Plain language summary
Antibiotics vs. acid suppression therapy (with or without long-term maintenance acid suppression therapy) for the prevention of recurrent bleeding from peptic ulcer
Peptic ulcers are caused by acidic stomach juices damaging the lining of the stomach (gastric ulcer) or upper small intestine (duodenal ulcer). This causes pain, indigestion and sometimes bleeding. Bleeding in the gut can be life-threatening. Several treatments aim to heal the ulcer and prevent future bleeding. These include acid-suppressing drugs and antibiotics to treat Helicobacter pylori, a bacterium that causes most peptic ulcers. The review found that, for people who have had a bleeding peptic ulcer caused by Helicobacter pylori, treatment with antibiotics more effectively prevents gastrointestinal re-bleeding than acid-suppressing drugs. Antibiotics when Helicobacter pylori infection is present are also cheaper and more convenient than long-term acid-suppressing drugs.
摘要
背景
預防消化性潰瘍再出血,比較使用幽門螺旋桿菌根除治療與抗分泌非根除性治療(有或沒有長期維持抗分泌治療)

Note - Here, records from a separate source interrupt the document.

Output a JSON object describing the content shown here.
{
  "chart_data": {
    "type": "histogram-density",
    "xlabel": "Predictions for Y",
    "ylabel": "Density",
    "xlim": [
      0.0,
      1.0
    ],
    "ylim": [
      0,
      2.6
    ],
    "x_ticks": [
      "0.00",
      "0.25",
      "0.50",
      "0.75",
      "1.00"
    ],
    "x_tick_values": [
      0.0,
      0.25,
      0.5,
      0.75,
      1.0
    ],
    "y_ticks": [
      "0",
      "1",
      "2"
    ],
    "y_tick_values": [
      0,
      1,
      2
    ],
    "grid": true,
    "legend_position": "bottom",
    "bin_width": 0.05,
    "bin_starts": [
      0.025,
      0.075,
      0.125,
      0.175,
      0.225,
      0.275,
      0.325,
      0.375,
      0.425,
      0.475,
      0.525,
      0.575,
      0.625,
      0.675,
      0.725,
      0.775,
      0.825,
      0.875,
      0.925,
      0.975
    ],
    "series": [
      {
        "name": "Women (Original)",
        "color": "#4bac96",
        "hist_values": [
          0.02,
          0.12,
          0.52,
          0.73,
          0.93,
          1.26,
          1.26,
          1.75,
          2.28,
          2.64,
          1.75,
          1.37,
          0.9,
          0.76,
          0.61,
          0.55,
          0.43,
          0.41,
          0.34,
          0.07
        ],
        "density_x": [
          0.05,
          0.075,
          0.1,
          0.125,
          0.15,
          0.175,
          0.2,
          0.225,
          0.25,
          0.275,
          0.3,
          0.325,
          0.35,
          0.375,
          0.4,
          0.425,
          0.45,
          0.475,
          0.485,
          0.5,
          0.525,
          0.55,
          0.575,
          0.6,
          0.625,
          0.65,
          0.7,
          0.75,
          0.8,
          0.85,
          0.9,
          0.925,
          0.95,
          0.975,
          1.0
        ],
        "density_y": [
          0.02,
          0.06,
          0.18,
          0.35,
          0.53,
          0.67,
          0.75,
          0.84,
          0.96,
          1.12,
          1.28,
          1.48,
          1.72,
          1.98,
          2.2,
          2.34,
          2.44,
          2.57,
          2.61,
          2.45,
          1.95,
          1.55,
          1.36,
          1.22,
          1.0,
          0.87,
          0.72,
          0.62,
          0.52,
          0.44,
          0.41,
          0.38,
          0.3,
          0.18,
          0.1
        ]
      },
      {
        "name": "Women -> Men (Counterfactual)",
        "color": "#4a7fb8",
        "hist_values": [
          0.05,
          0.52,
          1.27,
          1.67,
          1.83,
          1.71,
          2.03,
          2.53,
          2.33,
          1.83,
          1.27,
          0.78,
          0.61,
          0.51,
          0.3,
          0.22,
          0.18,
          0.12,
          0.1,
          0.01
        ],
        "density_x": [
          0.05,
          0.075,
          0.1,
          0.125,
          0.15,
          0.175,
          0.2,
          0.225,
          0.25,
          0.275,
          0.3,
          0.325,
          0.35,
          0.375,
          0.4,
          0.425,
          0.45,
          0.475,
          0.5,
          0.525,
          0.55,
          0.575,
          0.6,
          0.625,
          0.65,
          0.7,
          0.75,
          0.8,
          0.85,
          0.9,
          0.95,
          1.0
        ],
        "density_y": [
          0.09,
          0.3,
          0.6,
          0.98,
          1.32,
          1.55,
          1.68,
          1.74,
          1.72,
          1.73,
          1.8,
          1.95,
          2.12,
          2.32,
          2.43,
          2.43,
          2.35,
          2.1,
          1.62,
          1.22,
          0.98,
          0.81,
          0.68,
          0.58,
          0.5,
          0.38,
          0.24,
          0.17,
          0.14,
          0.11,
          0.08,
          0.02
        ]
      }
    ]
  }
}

消化性潰瘍是上消化道出血的主要原因,幽門螺桿菌感染是消化性潰瘍的主要致病因素。長期維持抗分泌治療對出血性潰瘍預防再出血是標準治療,防止復發出血。另一方面,消滅幽門螺旋桿菌對於預防消化性潰瘍的再出血確切的療效則不明。
目標
預防消化性潰瘍再出血,比較使用幽門螺旋桿菌根除治療與抗分泌非根除性治療(有或沒有長期維持抗分泌治療)的療效
搜尋策略
我們搜查了Cochrane Controlled Trials Register (Cochrane圖書館第4期, 2003年) ,MEDLINE(1966年1月至2004年1月) ,EMBASE(1988年1月至2004年1月) ,CINAHL (1982年1月至2004年1月) ,並參考相關文獻。我們還進行了人工搜索許多會議。搜索策略在2005年1月重新運作,但沒有發現新的試驗。
選擇標準
預防消化性潰瘍再出血,以對照臨床試驗比較使用幽門螺旋桿菌根除治療與抗分泌非根除性治療(有或沒有長期維持抗分泌治療)的療效。
資料收集與分析
由兩個評審進行數據提取和研究的品質評估,並與研究作者員進行聯繫以獲得更多信息。
主要結論
7項研究共578例納入第一個整合分析:幽門螺旋桿菌根除治療組的平均再出血率為2.9 % ,而在非根除治療組且無長期抗分泌維持治療平均再出血率為20 % (勝算率為0.17 ,95 %信賴區間為0.10 ~ 0.32 ;沒有非均質性的統計證據; NNT 為7 ,95 % 信賴區間為5至11)。三份研究報告,共470例,包括在第二次整合分析:幽門螺旋桿菌根除治療組的平均再出血率為為1.6 % ,而在非根除治療組且有長期抗分泌維持治療平均再出血率是5.6 % (勝算率為0.25 , 95 %信賴區間為0.08至0.76 ;且無異質性;NNT為20 ,95 % 信賴區間為12至100)。 次及分析中,若病人再出血時服用nonsteroidal antiinflammatory drugs (NSAIDs),接受根除幽門螺桿菌治療其再出血率為2.7 % (第一個整合分析) ,或0.78 % (第二個整合分析)。當患者接受幽門螺旋桿菌根除治療而成功根除者,再出血率為1.1 % ,NNT由7減少至6 。在某些情況下,幽門螺旋桿菌復發感染是潰瘍再出血的原因。
作者結論
預防消化性潰瘍再出血,使用幽門螺旋桿菌根除治療比抗分泌非根除性治療(有或沒有長期維持抗分泌治療)有效得多,因此,所有患者消化性潰瘍出血應檢測幽門螺旋桿菌感染,而且幽門螺旋桿菌陽性患者應接受根除治療。
翻譯人
本摘要由臺中榮民總醫院周佳滿翻譯。
此翻譯計畫由臺灣國家衛生研究院(National Health Research Institutes, Taiwan)統籌。
總結
幽門螺桿菌引起的消化性潰瘍出血,用抗生素治療比制酸劑治療能更有效地防止胃腸再出血,消化性潰瘍造成的原因是胃酸破壞胃黏膜(胃潰瘍)或上段小腸(十二指腸潰瘍)。這會導致疼痛,消化不良,有時甚至出血。腸道出血可危及生命。一些治療的目的是治愈潰瘍和防止再出血,這些措施包括制酸藥物和治療幽門螺旋桿菌抗生素,因幽門螺旋桿菌導致大多數胃潰瘍。審查發現,抗生素比制酸藥物更有效地防止消化性潰瘍患者的再出血。在幽門螺桿菌感染的情況下,抗生素與長期制酸藥物治療相比較,是更便宜和更方便的。